Rail passengers on the London to Scotland east-coast mainline will get free Wi-Fi as part of National Express' £1.4bn winning bid to run the franchise.
National Express will take over the rail route from GNER in mid-December this year after beating off competition for the franchise from Arriva, FirstGroup, Stagecoach and Virgin.
GNER completed the £3.2m installation of Wi-Fi broadband connectivity on all 41 of its east-coast trains last year and, although the service is free for first-class passengers, those in standard have to pay either £2.95 per half hour or £9.95 for a full day's use.
But, in addition to faster journey times, National Express has also promised to extend free Wi-Fi to passengers in standard class as part of its seven-year contract.
The on-board Wi-Fi uses a combination of a satellite link and mobile 3G/GPRS networks to maintain 100 percent connectivity, even when going through tunnels. A server from Swedish company Icomera on the train provides a 2MB satellite downlink, which is combined with the mobile connectivity.

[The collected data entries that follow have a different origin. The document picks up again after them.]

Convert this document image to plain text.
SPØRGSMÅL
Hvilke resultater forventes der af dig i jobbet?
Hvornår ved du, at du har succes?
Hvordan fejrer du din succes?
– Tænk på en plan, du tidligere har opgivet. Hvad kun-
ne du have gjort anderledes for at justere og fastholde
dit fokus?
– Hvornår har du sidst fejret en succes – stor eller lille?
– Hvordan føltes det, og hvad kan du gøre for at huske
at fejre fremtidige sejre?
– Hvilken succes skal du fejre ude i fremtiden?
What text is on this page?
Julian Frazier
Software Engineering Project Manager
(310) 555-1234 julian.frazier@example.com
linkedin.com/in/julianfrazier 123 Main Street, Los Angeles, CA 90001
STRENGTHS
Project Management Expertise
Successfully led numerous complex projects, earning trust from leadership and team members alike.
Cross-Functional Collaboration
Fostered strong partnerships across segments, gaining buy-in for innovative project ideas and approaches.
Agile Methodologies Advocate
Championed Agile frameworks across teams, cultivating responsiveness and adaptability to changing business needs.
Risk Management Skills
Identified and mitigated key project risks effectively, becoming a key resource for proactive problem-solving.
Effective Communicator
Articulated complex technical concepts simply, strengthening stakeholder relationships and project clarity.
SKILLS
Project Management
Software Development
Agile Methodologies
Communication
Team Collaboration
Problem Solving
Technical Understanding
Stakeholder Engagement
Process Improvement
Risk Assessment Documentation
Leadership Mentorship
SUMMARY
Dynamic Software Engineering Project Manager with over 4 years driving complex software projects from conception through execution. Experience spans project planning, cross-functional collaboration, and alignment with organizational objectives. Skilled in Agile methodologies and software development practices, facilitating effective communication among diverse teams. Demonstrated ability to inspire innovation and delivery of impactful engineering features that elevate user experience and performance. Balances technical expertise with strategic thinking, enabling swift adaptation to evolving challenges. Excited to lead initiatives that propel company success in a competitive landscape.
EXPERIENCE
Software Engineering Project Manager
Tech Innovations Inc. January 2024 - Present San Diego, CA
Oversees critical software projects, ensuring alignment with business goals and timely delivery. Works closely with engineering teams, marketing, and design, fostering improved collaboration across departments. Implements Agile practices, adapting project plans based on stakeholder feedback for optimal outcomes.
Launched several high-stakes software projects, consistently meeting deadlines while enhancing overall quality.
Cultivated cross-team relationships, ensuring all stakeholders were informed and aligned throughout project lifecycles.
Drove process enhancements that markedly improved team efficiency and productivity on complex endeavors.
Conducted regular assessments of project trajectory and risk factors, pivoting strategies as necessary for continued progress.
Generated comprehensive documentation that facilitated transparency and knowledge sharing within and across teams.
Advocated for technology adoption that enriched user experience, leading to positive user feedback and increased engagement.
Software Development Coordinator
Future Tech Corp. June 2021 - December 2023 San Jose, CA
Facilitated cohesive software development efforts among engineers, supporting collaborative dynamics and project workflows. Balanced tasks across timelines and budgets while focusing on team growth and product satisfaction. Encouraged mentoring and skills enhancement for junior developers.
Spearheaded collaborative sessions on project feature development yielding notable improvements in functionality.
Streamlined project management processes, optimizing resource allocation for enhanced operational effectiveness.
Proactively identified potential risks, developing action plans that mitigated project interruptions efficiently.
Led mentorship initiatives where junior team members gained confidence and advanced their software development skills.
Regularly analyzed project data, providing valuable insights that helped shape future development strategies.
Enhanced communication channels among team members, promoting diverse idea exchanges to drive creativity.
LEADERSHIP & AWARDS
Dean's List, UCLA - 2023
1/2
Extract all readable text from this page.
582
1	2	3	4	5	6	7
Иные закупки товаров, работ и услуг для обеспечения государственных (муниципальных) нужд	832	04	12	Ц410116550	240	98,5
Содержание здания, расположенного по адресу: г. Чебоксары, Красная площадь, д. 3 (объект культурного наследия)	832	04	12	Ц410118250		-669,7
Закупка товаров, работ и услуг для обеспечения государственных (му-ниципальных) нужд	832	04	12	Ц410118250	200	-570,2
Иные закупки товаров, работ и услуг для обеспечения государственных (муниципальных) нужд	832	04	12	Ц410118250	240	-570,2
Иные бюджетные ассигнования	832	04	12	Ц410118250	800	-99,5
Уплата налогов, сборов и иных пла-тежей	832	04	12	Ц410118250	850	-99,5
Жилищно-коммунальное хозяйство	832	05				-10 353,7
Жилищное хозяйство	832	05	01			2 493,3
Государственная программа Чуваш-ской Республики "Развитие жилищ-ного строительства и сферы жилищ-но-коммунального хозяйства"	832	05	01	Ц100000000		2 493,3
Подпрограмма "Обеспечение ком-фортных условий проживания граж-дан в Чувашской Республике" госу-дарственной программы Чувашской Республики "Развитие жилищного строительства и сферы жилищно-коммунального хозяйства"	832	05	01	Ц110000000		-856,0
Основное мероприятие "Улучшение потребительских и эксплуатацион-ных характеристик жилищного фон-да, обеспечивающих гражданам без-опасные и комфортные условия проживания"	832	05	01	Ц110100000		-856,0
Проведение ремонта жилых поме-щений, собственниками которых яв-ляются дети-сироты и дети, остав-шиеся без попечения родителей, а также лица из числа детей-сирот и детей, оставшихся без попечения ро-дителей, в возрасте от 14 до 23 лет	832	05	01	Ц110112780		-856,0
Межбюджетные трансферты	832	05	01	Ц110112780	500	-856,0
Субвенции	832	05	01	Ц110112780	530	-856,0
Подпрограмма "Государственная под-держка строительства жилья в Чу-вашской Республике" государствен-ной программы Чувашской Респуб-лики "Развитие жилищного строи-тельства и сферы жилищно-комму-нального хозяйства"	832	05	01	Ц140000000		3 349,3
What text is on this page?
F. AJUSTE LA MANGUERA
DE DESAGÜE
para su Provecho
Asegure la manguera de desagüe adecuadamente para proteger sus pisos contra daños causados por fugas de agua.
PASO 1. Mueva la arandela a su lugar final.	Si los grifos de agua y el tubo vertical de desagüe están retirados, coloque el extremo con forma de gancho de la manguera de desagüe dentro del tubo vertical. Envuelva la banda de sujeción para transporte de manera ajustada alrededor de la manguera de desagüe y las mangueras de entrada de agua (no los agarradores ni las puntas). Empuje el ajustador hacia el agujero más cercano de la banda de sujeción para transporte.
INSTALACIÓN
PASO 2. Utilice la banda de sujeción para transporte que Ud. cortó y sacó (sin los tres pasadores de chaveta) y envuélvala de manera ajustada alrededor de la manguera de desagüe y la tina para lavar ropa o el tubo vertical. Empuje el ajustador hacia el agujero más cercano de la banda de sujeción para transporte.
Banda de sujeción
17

Wireless access points are then fitted at the end of each carriage on a train, which connect to the main on-board satellite server and can support around 40 simultaneous users in each carriage at one time.
National Express said it will also build a simpler "one-stop shop" website to highlight the cheapest tickets available, introduce smartcards by 2010, provide real-time travel updates to mobile phones and allow passengers to print tickets at home or use "m-tickets" through their mobile phones.